Working with a National Geographic CritterCam team, they attached lightweight, weatherproof cameras to collars, each outfitted with an LED light and a tracking device, to the pets of 60 volunteers in Athens, Ga. Then they turned the cats loose, collecting the cameras later to see what the wandering felines had been up to.
What did they find?
After examining an average of 37 hours of footage per cat, the researchers found that 30 percent of the animals were serial critter killers. On average, the cats in the study whacked 2.1 other animals per week. And the felines appeared to be equal opportunity killers, with lizards, snakes, and frogs making up 41 percent of their prey, mammals such as chipmunks and voles accounting for 25 percent, insects and worms 20 percent, and birds 12 percent.

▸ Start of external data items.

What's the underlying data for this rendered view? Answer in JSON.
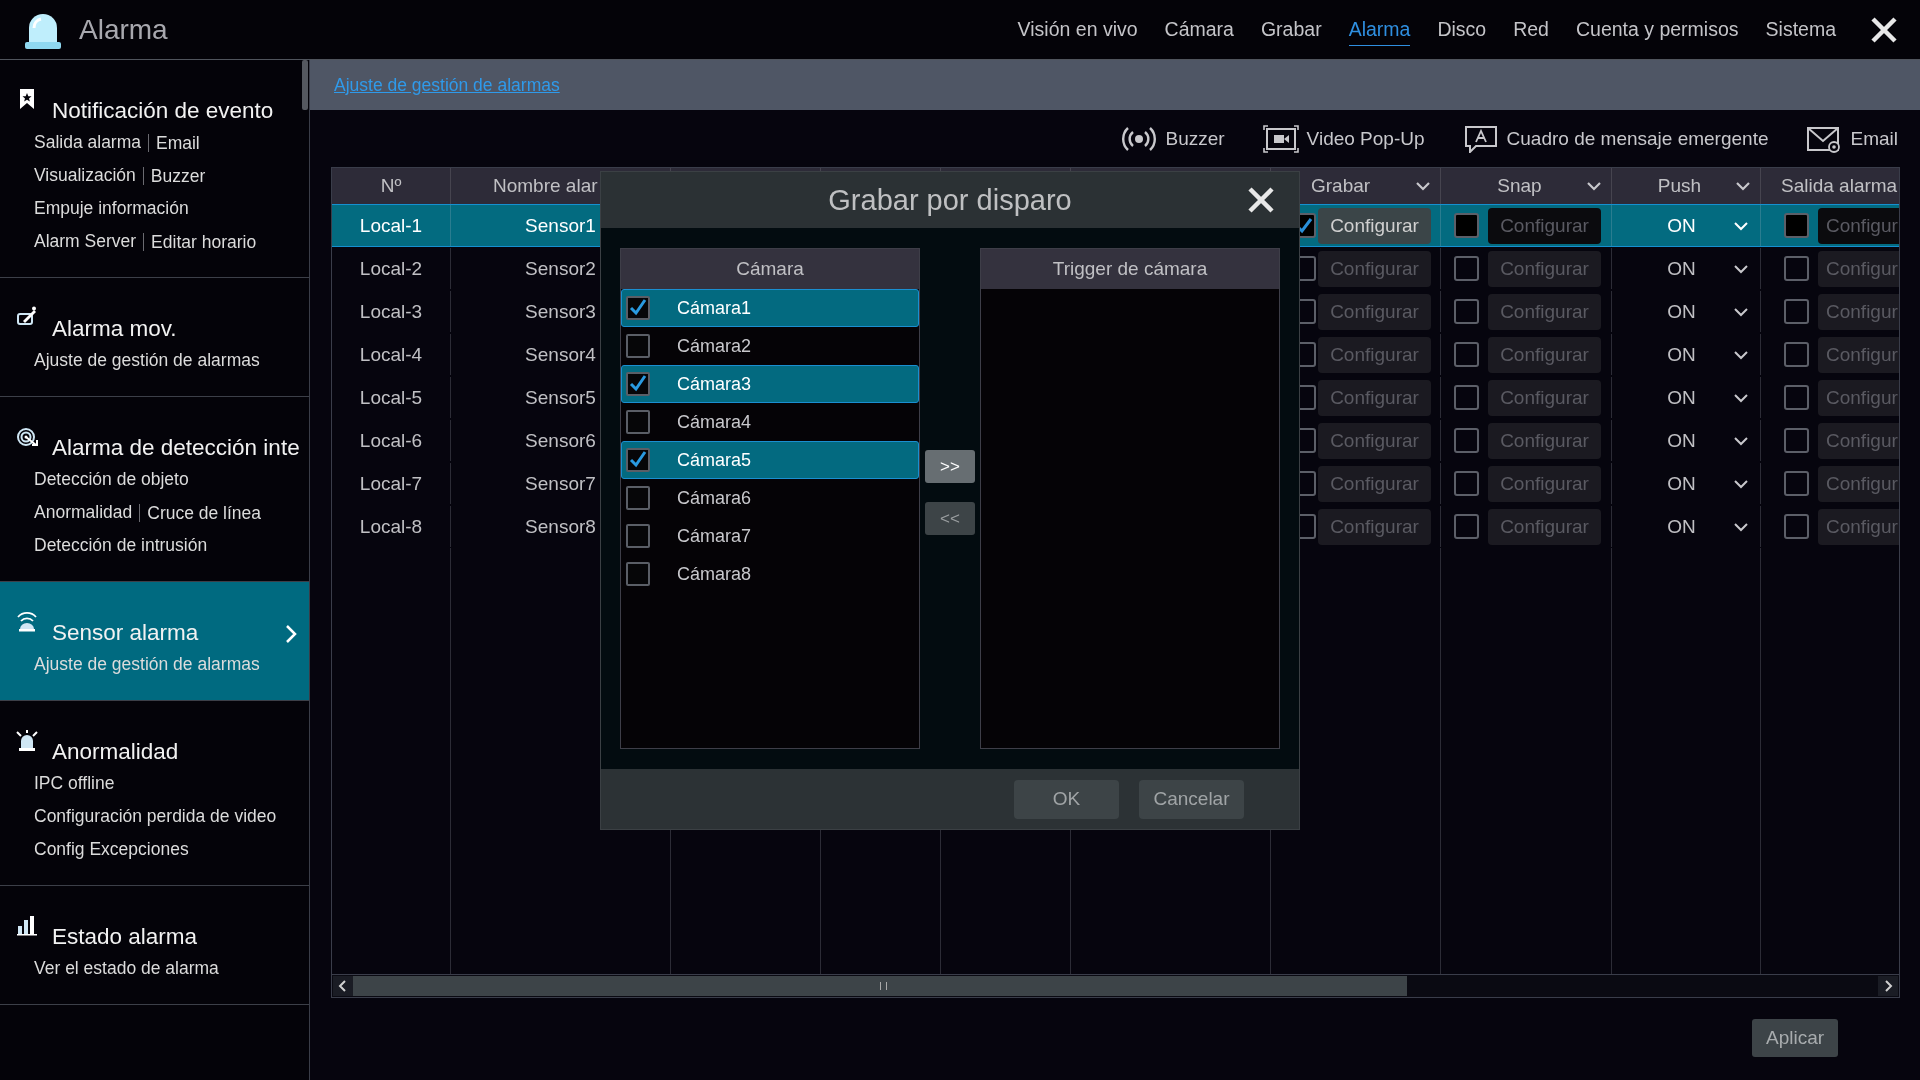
{
  "header": {
    "title": "Alarma",
    "nav": [
      {
        "label": "Visión en vivo",
        "selected": false
      },
      {
        "label": "Cámara",
        "selected": false
      },
      {
        "label": "Grabar",
        "selected": false
      },
      {
        "label": "Alarma",
        "selected": true
      },
      {
        "label": "Disco",
        "selected": false
      },
      {
        "label": "Red",
        "selected": false
      },
      {
        "label": "Cuenta y permisos",
        "selected": false
      },
      {
        "label": "Sistema",
        "selected": false
      }
    ]
  },
  "sidebar": {
    "sections": [
      {
        "kind": "bookmark",
        "title": "Notificación de evento",
        "selected": false,
        "link_rows": [
          [
            "Salida alarma",
            "Email"
          ],
          [
            "Visualización",
            "Buzzer"
          ],
          [
            "Empuje información"
          ],
          [
            "Alarm Server",
            "Editar horario"
          ]
        ]
      },
      {
        "kind": "motion",
        "title": "Alarma mov.",
        "selected": false,
        "link_rows": [
          [
            "Ajuste de gestión de alarmas"
          ]
        ]
      },
      {
        "kind": "target",
        "title": "Alarma de detección inte",
        "selected": false,
        "link_rows": [
          [
            "Detección de objeto"
          ],
          [
            "Anormalidad",
            "Cruce de línea"
          ],
          [
            "Detección de intrusión"
          ]
        ]
      },
      {
        "kind": "sensor",
        "title": "Sensor alarma",
        "selected": true,
        "link_rows": [
          [
            "Ajuste de gestión de alarmas"
          ]
        ]
      },
      {
        "kind": "siren",
        "title": "Anormalidad",
        "selected": false,
        "link_rows": [
          [
            "IPC offline"
          ],
          [
            "Configuración perdida de video"
          ],
          [
            "Config Excepciones"
          ]
        ]
      },
      {
        "kind": "bars",
        "title": "Estado alarma",
        "selected": false,
        "link_rows": [
          [
            "Ver el estado de alarma"
          ]
        ]
      }
    ]
  },
  "breadcrumb": "Ajuste de gestión de alarmas",
  "toolbar": [
    {
      "kind": "buzzer",
      "label": "Buzzer"
    },
    {
      "kind": "popup",
      "label": "Video Pop-Up"
    },
    {
      "kind": "message",
      "label": "Cuadro de mensaje emergente"
    },
    {
      "kind": "email",
      "label": "Email"
    }
  ],
  "table": {
    "columns": {
      "number": "Nº",
      "name": "Nombre alar",
      "grabar": "Grabar",
      "snap": "Snap",
      "push": "Push",
      "salida": "Salida alarma"
    },
    "rows": [
      {
        "selected": true,
        "number": "Local-1",
        "name": "Sensor1",
        "grabar_checked": true,
        "grabar_button": "Configurar",
        "snap_checked": false,
        "snap_button": "Configurar",
        "push": "ON",
        "salida_checked": false,
        "salida_button": "Configur"
      },
      {
        "selected": false,
        "number": "Local-2",
        "name": "Sensor2",
        "grabar_checked": false,
        "grabar_button": "Configurar",
        "snap_checked": false,
        "snap_button": "Configurar",
        "push": "ON",
        "salida_checked": false,
        "salida_button": "Configur"
      },
      {
        "selected": false,
        "number": "Local-3",
        "name": "Sensor3",
        "grabar_checked": false,
        "grabar_button": "Configurar",
        "snap_checked": false,
        "snap_button": "Configurar",
        "push": "ON",
        "salida_checked": false,
        "salida_button": "Configur"
      },
      {
        "selected": false,
        "number": "Local-4",
        "name": "Sensor4",
        "grabar_checked": false,
        "grabar_button": "Configurar",
        "snap_checked": false,
        "snap_button": "Configurar",
        "push": "ON",
        "salida_checked": false,
        "salida_button": "Configur"
      },
      {
        "selected": false,
        "number": "Local-5",
        "name": "Sensor5",
        "grabar_checked": false,
        "grabar_button": "Configurar",
        "snap_checked": false,
        "snap_button": "Configurar",
        "push": "ON",
        "salida_checked": false,
        "salida_button": "Configur"
      },
      {
        "selected": false,
        "number": "Local-6",
        "name": "Sensor6",
        "grabar_checked": false,
        "grabar_button": "Configurar",
        "snap_checked": false,
        "snap_button": "Configurar",
        "push": "ON",
        "salida_checked": false,
        "salida_button": "Configur"
      },
      {
        "selected": false,
        "number": "Local-7",
        "name": "Sensor7",
        "grabar_checked": false,
        "grabar_button": "Configurar",
        "snap_checked": false,
        "snap_button": "Configurar",
        "push": "ON",
        "salida_checked": false,
        "salida_button": "Configur"
      },
      {
        "selected": false,
        "number": "Local-8",
        "name": "Sensor8",
        "grabar_checked": false,
        "grabar_button": "Configurar",
        "snap_checked": false,
        "snap_button": "Configurar",
        "push": "ON",
        "salida_checked": false,
        "salida_button": "Configur"
      }
    ]
  },
  "apply": "Aplicar",
  "dialog": {
    "title": "Grabar por disparo",
    "source": {
      "heading": "Cámara",
      "items": [
        {
          "label": "Cámara1",
          "checked": true,
          "selected": true
        },
        {
          "label": "Cámara2",
          "checked": false,
          "selected": false
        },
        {
          "label": "Cámara3",
          "checked": true,
          "selected": true
        },
        {
          "label": "Cámara4",
          "checked": false,
          "selected": false
        },
        {
          "label": "Cámara5",
          "checked": true,
          "selected": true
        },
        {
          "label": "Cámara6",
          "checked": false,
          "selected": false
        },
        {
          "label": "Cámara7",
          "checked": false,
          "selected": false
        },
        {
          "label": "Cámara8",
          "checked": false,
          "selected": false
        }
      ]
    },
    "transfer_buttons": [
      {
        "label": ">>",
        "disabled": false
      },
      {
        "label": "<<",
        "disabled": true
      }
    ],
    "target": {
      "heading": "Trigger de cámara"
    },
    "ok": "OK",
    "cancel": "Cancelar"
  }
}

What did the cats do with their victims?
They only ate about 30 percent of their kill. The kitties carried home 23 percent of the dead animals in one piece (more or less). They left 49 percent to rot at the scene of the crime. It's that kernel of information that led the researchers to conclude that cats are killing far more animals than previously thought. "The previous estimates were probably too conservative," says University of Georgia researcher Kerrie Anne Loyd, "because they didn't include the animals that cats ate or left behind."
Isn't this just natural?
Yes and no. Remember, cats are protected from predators by their owners, which helps explain why there are 74 million of them in the U.S. today. Even if only a small portion of them kill their prey regularly, that's enough to wipe out about 4 billion animals, including at least 500 million birds, every year. "Cat predation is one of the reasons why one in three American bird species are in decline," said George Fenwick, president of American Bird Conservancy. And cats put another species at risk with their carousing — themselves.
The kitties on the loose in the University of Georgia study engaged in all kinds of risky behavior. Forty-five percent crossed roadways, 25 percent ate and drank materials they found, 20 percent explored storm drains, and another 20 percent ventured into other tight spots where they could become trapped.